Sampling American Antique Sterling Silver
By Grant Copland
Lets imagine that we are going over samples of American antique sterling silver pieces. Picture these items in your minds eye. Picture yourself picking them up and turning them around and over...
Finding American antique sterling silver pieces is no easy task. There is not a lot of it as compared to UK sterling silver and European sterling silver. So, we have come upon some true gems here in our imaginary American sterling silver auction house. But this place does give us a good sampling of what we can find with diligent searching.
First we come across a piece that is relatively new for being an antique, but it is nonetheless beautiful. It is a childs porringer. The card says it measures 4 inches in diameter by 6 inches long. Made by the company Reed & Barton in 1941, the handle has a low relief engraving showing a dancing pig performing with a jelly-bellied clown. Very charming. Sterling silver making was about to go out of style around this time because of greatly increased labor costs due to the war.
Next we come upon a piece that is far older. A pair of saltcellars hallmarked 1825 by William Adams of New York. These are of 2 inches in diameter. Sitting on three legs, they have gilded interiors and are engraved with Repoussé floral patterns. There are in addition to the hallmarks and dating two monograms on each member of the pair. One is an H and it sits over a JB on one side. These pieces could be very useful as tableware.
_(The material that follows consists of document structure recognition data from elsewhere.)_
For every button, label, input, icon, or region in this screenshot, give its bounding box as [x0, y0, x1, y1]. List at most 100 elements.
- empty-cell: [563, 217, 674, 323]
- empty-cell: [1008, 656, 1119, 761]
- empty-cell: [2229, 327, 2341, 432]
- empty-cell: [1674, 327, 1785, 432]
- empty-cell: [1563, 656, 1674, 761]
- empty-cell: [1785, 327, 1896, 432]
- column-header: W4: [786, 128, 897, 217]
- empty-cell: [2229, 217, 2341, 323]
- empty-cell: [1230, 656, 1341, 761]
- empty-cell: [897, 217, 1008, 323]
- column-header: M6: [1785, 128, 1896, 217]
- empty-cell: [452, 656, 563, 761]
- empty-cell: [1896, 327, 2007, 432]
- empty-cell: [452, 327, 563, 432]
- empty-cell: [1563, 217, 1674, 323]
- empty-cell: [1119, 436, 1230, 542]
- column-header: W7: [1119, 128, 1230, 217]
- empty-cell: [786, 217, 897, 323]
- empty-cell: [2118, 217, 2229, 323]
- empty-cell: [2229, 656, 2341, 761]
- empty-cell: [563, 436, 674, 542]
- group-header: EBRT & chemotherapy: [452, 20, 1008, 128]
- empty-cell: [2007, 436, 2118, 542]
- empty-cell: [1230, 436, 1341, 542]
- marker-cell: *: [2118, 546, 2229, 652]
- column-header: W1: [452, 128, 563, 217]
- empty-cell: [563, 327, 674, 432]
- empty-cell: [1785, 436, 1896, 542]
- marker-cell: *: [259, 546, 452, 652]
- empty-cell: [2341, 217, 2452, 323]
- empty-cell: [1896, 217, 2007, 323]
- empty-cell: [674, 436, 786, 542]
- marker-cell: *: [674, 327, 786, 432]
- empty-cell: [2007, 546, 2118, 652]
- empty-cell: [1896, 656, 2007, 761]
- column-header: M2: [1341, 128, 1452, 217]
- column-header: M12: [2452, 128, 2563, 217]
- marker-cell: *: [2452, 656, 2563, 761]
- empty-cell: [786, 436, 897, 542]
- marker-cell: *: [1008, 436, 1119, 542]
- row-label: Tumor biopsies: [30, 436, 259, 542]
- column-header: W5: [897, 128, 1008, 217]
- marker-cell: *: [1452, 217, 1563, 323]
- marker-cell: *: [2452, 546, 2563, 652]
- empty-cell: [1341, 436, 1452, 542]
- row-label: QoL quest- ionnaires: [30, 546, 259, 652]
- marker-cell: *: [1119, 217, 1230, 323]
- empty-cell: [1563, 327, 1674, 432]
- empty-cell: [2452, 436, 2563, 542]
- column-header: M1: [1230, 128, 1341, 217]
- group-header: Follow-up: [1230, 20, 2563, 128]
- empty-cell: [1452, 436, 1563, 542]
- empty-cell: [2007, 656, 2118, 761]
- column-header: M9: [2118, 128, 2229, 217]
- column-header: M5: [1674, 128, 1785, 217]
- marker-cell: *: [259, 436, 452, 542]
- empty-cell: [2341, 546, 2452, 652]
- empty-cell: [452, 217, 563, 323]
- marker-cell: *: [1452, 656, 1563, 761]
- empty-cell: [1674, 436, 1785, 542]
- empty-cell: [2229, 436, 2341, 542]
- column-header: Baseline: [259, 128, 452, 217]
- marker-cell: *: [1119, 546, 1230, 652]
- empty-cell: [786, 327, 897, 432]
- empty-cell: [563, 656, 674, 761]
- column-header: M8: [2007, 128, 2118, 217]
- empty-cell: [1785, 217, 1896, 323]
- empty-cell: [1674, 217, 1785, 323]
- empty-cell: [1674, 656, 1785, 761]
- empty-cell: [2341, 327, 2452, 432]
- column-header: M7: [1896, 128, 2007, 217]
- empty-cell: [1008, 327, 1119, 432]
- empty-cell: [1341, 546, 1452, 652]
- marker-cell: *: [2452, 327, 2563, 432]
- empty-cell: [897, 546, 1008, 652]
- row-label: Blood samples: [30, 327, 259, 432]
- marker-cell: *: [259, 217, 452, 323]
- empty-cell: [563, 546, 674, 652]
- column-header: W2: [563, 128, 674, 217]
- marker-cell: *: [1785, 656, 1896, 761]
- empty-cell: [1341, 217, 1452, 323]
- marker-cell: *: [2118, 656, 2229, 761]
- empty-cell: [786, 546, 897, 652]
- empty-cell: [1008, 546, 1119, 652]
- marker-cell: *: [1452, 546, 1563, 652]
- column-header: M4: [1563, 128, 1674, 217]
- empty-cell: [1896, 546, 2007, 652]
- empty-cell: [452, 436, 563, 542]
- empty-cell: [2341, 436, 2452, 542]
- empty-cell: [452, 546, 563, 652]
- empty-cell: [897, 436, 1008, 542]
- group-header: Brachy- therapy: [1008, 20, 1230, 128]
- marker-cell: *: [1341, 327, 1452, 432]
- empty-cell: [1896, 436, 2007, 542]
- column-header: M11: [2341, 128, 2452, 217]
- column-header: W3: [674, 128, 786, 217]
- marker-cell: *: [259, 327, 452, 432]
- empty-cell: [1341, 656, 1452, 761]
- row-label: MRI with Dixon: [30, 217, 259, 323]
Next we come upon something a little more recent but absolutely gorgeous. It is a water ewer, a quite large one. The card says it is in fact 14 inches tall. This one is hallmarked Stieff and dated to 1916, and monogrammed under the lip of the spout. The decorations are elaborate. A Repoussé floral design covers the entire body of the ewer. Apparently this particular engraving work is called a Baltimore Rose. This example of American antique sterling silver is quite dramatic and technically very impressive. We are told that this piece has a Troy weight of 43 ounces, making it worth a great deal of money.
We walk along and next come to something once again on the older (for America) side. It is a 3 inch-high mustard pot. Turning it over it is hallmarked J.E. Caldwell & Son of Philadelphia and dated to 1848. More Repoussé floral designs like with the previous pieces crawl across the entire oval form of the body, playing across a fine hammered ground. The pot has a hinged dome lid. There is a monogram on this piece, too, from a later period, a Gothic script with 1880 beside it on the bottom. This piece has a Troy weight of four ounces.
These are just a few of the examples of American antique sterling silver that one can add to ones collection.